Minister Röttgen makes a strong point for the urgent necessity to seize the moment of crisis for a more general discussion of the further evolution of Europe:
In order to do so, however, he says it is important to recognize that the current crisis is not a Greek crisis or a sovereign debt crisis but above all a European crisis.
Although the European bailout mechanism has reached an incredible dimension, it does not at all solve the current problems at their root. A continuation along this current trend would on the long term be disastrous both politically and democratically as it would deprive states of their very basis of legitimacy.
Hence, there is an urgent need to look at what’s behind the current banking and sovereign debt crisis. The markets have brutally revealed Europe’s weaknesses and posed the question of Europe’s ability to act jointly.

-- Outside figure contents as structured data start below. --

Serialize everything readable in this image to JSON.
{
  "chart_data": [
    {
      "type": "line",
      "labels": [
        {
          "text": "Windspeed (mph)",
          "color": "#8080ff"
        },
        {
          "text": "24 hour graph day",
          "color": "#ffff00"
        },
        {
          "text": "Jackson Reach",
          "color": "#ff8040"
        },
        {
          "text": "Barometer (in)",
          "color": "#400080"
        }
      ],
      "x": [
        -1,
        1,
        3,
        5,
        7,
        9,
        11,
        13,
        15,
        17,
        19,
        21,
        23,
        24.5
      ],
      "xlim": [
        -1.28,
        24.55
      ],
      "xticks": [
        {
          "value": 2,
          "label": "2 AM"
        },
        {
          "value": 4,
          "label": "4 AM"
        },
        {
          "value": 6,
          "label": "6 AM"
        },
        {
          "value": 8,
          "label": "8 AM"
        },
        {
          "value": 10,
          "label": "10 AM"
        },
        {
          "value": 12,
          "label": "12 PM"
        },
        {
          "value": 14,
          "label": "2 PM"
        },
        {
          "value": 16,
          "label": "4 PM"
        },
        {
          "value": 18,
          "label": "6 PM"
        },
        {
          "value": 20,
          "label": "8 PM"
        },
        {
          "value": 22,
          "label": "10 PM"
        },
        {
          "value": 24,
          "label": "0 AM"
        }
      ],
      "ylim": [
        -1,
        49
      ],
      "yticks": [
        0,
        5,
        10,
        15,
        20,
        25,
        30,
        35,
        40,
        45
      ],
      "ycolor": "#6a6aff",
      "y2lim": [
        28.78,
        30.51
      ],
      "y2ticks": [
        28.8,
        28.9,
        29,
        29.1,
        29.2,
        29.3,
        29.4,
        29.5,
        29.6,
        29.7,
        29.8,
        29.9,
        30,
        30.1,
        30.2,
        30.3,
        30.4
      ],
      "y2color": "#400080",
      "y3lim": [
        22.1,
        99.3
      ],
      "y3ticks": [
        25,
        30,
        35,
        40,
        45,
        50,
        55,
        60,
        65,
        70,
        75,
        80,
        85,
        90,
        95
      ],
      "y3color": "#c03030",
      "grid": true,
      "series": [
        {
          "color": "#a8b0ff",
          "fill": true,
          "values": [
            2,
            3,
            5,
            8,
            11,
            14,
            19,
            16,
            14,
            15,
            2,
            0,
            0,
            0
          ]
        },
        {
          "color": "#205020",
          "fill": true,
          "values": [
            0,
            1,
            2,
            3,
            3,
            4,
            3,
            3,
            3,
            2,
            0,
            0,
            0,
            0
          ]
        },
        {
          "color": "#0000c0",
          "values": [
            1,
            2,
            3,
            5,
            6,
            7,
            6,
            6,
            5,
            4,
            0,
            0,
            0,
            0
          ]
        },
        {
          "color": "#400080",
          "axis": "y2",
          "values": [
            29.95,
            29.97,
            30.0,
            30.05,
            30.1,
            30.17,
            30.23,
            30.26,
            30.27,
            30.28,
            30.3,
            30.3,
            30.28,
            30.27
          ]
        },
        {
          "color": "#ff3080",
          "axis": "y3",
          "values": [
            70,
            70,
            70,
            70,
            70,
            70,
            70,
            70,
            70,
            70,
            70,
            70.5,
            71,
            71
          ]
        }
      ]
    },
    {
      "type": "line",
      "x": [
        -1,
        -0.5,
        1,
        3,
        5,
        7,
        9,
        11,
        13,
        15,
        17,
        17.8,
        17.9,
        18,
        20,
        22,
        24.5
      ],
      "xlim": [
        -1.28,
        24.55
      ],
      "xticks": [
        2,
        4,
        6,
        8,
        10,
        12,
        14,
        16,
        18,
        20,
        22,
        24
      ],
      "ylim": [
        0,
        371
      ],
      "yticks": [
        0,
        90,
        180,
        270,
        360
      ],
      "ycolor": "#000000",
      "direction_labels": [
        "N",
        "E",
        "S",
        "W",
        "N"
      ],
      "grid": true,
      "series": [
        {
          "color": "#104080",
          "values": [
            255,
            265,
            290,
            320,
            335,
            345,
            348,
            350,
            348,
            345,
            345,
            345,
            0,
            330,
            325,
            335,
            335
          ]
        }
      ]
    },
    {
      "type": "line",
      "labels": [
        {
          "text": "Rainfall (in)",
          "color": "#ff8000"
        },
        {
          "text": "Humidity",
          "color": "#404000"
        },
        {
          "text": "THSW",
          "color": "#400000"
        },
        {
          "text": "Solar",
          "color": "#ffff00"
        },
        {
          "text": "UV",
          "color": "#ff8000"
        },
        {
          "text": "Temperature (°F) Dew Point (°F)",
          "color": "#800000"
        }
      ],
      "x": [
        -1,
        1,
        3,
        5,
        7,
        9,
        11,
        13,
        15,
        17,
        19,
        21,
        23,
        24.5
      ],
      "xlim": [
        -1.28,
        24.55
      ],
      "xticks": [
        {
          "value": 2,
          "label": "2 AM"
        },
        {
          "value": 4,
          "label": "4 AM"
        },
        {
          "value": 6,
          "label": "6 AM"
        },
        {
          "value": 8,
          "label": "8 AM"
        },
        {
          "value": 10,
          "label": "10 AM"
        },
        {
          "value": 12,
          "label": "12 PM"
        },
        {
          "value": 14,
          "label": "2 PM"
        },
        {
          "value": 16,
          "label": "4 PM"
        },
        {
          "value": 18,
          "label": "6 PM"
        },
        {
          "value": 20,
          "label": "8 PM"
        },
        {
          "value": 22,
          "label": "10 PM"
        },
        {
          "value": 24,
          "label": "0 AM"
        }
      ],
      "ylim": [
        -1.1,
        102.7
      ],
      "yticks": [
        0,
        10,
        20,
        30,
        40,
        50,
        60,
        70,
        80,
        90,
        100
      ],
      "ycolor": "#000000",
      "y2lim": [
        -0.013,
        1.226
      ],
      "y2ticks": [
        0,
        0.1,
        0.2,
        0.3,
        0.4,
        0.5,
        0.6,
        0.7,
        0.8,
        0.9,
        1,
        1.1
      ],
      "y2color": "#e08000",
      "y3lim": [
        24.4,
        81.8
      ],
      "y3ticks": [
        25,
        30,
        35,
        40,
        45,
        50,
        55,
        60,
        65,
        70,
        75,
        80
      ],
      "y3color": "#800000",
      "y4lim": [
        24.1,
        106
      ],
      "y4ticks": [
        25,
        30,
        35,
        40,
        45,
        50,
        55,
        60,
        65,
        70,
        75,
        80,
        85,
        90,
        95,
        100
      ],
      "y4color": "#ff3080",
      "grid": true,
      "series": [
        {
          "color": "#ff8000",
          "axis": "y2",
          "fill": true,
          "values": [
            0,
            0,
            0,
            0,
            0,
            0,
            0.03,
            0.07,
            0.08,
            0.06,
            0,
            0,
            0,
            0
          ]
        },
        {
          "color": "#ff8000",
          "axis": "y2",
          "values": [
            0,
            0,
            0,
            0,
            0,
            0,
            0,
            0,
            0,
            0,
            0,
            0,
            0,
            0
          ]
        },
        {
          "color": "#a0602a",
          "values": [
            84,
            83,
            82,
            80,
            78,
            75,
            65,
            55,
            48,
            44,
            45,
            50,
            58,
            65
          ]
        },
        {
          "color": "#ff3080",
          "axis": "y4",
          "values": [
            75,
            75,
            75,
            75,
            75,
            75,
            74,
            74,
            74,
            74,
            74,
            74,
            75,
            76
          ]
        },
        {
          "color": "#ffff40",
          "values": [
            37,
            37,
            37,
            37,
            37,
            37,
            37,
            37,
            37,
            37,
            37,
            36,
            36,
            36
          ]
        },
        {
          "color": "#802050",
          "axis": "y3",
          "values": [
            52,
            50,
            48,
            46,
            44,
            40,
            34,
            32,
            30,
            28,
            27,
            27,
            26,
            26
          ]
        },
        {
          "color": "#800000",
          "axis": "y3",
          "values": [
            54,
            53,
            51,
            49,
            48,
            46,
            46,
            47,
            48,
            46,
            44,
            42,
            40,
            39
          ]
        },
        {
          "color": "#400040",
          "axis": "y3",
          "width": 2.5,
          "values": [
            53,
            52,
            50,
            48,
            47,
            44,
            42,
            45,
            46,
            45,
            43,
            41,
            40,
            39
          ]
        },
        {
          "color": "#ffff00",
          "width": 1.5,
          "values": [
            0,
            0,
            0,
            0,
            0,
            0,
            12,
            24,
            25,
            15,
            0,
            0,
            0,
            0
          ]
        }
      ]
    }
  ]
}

However, this leads directly to the question of Europe’s willingness to show assertiveness in times of globalization, as globalization requires solutions that can only be found beyond the nation state. Europe’s ability to act jointly must be assured in all major policy fields that are dominated by globalization:
1. Economic and currency policy
2. Defense and foreign policy
3. Climate and biodiversity policy
All three fields pose substantive global challenges that go far beyond the nation states ability of solving them. Only if Europe manages to speak with one voice, we have the possibility to be designers of a new global order. Hence, for Europe this is a question of being or not being…
There are abundant examples of the disagreement of the European states, as for example the voting over Palestina’s access to the Unesco or the role of Europe at the climate negotiations in Kopenhagen in 2009. If Europe remains discordant, the 21st century will certainly not be a century of the West.

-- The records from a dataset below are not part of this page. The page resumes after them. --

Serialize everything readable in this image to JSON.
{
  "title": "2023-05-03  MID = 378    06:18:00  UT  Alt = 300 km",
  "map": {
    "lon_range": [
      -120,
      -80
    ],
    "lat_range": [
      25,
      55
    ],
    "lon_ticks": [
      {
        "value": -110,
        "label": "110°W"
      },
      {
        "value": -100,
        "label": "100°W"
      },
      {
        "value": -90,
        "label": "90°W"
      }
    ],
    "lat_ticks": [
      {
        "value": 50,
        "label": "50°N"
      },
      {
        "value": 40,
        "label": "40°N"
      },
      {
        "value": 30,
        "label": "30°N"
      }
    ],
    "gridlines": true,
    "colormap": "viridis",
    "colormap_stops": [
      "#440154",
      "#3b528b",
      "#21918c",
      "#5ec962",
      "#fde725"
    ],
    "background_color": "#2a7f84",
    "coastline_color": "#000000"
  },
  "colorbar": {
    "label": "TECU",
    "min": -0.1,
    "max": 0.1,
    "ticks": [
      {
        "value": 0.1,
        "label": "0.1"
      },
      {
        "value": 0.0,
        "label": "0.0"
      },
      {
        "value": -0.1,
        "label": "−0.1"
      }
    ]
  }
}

A new arrangement of the sovereignty of the nation states, on the one hand, and Europe, on the other hand, is necessary to be distinguished by policy field and according to the question if the policy field is one of the core fields of globalization or not. A new political order in Europe requires a sovereignty shared by European institutions and nation states. However, the fear of nation states of losing sovereignty has been very dominant, despite the fact that they are not losing much materially as the overall power of nation states is already limited.

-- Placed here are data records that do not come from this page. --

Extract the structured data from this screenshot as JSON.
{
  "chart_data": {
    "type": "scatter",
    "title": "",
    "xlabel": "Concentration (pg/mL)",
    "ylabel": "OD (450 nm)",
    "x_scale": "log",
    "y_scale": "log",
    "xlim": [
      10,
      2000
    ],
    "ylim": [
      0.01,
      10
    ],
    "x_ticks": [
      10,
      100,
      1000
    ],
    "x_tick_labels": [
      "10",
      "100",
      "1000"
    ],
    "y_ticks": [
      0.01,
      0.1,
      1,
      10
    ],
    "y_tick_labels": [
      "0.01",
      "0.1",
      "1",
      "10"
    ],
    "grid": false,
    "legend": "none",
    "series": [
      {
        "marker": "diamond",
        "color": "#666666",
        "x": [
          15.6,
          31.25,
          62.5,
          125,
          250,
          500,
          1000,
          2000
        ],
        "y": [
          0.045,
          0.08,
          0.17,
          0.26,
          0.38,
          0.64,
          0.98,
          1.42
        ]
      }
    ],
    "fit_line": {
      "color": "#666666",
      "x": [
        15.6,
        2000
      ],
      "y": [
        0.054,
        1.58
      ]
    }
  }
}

As possible future steps in the right direction, Röttgen underlines the necessity of a new and more harmonized European financial market governance and the completion of the introduction of the euro by establishing common rules of procedure, and a true economic and fiscal union.
In the end, he says it comes down to the question if the European countries’ power and willingness for collaboration or rather the fear of loss dominate. As a technocratic, discordant and democratically not legitimized construct Europe has no future.
As one central themes for the debate on Europe he underlines the question of how to heal the democratic deficit of the European policy making.